If talking about the concept of sound that I’m striving for, I realise that the image that pops up in my head is of a certain density, a certain layeredness, a complexity, a meaningful meaninglessness.

I think that is why I ‘spill’ into music so easily because it just jumps that hurdle of meaning, it communicates directly, on an almost visceral level. That is the communication I’m longing for. That also explains why I’m drawn to phenomena like oscillation, a concept I initially explored with Canadian artist and poet Angela Rawlings when collaborating with her on her Ecolology, and basically have forced onto every vocal collaborator I’ve worked with since. My last vocal piece  created for ‘The Sound of Consciousness’, one of 3 evenings curated by Steven J Fowler in the context of the exhibit ‘States of Mind, Tracing the edges of consciousness’ at the Wellcom Collection in London,was based on that. Layering my voice on top of a tape of layered voice, creating those oscillations, creating that sound that enters your brain directly, enters your body without using thought. Words then become islands in the stream, where a sense of direct meaning can be created, only to be left behind when the stream moves you on. Chant is entering a state of rhythm, of repetition, a dam in the river, something that will lead you to fall down the cascade, or drift further on calmer waters.

g. You also draw. Is there a relation between your drawings and your vocal performances? Are they readable (voiceable) or are they created just as visual objects? Could one take them as a notation system and read it again? Could any of your performances be repeated, by you or by someone else, in exactly the same way?

They lead multiple lives, as visual objects, visual books, parts of installations, scores. I believe you can use just about anything as an alternative score, and I have used the red line drawings as such. It’s simply a matter of defining and redefining your parameters. One of my big books, created last year out of cut up action paintings I created some 15 years ago, I used in a performance at Logos Foundation in Ghent, where I would interpret, vocally, the paint marks. These kind of soundings are not repeatable, I’m basically using the drawings or books as aids for improvisation. Some of my performances are repeatable – I do though rely on my memory a lot, so small changes can occur, but especially when using tape or electronics, I will script the piece more and it will sound more or less the same each time. For instance Paralipomena, or Deep Red, a collaboration with Esther Venrooy and certain works with Angela Rawlings and Vincent Tholomé are perfectly repeatable.

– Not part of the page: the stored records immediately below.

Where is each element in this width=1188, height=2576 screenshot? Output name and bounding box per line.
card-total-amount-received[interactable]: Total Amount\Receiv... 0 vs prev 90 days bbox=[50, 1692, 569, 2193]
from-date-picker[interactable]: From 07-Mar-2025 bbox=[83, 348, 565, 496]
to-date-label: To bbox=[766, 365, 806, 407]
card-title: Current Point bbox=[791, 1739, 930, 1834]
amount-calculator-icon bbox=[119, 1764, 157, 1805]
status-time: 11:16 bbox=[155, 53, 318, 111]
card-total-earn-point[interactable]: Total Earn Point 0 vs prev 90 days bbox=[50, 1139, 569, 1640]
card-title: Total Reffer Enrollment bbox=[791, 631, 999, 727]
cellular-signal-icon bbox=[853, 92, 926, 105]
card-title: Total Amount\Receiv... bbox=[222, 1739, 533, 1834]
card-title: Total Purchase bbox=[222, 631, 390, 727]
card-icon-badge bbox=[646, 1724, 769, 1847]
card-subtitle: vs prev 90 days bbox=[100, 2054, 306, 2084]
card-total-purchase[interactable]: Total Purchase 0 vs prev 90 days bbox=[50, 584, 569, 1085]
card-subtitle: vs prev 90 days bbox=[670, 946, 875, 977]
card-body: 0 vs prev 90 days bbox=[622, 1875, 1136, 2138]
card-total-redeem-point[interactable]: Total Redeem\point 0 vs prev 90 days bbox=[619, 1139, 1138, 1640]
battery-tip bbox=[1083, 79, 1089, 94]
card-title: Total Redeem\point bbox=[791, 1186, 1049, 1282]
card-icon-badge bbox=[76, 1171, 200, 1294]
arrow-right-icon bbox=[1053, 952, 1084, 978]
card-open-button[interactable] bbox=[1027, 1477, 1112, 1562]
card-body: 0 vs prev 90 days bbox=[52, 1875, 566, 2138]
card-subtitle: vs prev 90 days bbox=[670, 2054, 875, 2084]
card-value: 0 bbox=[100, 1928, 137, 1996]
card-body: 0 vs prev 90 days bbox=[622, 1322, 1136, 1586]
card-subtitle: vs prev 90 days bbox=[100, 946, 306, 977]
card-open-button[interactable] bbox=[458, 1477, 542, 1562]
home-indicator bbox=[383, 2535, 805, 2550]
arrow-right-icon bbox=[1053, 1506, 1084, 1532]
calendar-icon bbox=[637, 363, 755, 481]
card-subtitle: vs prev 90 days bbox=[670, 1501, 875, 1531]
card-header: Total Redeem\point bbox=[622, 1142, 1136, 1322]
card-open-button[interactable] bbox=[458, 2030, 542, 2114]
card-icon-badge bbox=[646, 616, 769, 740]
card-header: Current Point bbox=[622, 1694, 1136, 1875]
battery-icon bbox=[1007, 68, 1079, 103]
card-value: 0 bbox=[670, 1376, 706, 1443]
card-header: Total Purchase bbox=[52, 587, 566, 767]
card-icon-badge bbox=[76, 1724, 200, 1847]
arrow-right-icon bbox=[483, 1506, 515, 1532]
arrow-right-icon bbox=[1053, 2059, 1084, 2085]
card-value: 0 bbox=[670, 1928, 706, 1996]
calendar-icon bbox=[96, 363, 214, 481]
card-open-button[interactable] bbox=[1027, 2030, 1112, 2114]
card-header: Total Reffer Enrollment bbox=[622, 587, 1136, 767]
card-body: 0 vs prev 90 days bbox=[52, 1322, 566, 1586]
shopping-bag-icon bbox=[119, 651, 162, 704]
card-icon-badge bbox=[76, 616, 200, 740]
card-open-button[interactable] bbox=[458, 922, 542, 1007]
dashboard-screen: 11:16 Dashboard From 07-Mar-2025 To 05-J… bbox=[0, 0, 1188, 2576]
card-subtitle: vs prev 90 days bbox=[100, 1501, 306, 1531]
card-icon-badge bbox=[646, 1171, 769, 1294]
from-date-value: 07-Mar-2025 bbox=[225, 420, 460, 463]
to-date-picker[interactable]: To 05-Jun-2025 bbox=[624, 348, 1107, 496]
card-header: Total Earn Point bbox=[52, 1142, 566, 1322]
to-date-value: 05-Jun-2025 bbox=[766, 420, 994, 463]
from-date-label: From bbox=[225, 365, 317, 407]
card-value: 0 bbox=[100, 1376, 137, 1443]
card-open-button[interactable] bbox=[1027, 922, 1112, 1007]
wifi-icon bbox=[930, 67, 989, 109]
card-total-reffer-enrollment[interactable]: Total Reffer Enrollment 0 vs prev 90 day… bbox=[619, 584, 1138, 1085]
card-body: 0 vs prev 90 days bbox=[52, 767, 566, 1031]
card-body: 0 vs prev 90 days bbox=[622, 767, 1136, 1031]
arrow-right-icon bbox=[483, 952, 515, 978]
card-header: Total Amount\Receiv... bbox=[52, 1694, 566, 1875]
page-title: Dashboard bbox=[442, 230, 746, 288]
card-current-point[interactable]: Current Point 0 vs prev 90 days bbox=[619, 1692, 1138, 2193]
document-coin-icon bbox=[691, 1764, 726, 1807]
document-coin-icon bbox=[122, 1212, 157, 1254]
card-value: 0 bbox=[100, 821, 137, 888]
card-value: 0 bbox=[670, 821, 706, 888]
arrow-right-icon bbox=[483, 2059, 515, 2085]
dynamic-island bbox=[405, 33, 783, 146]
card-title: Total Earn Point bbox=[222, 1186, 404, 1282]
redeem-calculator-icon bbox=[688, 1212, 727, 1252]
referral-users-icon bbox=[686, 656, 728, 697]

Of course it gets more interesting if we allow the moment to interfere with our interpretation, when the sense of the audience agitates or energises the piece, this is so for any live art, if it were completely ‘exactly’ repeatable, it would seem dead to me. For someone else to repeat one of my performances I would need to take the time to note them down better, there has not yet been an opportunity for that, though i’m open to the experiment. I do prefer to create new stuff as much as I can, and try to take every opportunity to do so. When alone on stage I seem to take more freedom and risks, I don’t mind feeling vulnerable, open, I don’t mind taking the risk of the fall – because only in the fall we can be truly free, for a brief moment.

h. What is the (flowing) red line?

fragment2-its-only-a-paper-moon2The flowing red line is what binds it all, what tries to string it all together. It’s the stream I’ve described here above, it’s the red ink in the drawings, it’s my voice, it’s keeping it all moving, it’s the red string I use in installations, or use to bind things with, it’s the red line of my life, it’s the safety cord, it’s the stream of blood in our veins, it’s the alarm signal, it’s the taboo, it’s the ritual, it’s the chant, it’s the word, it’s the song.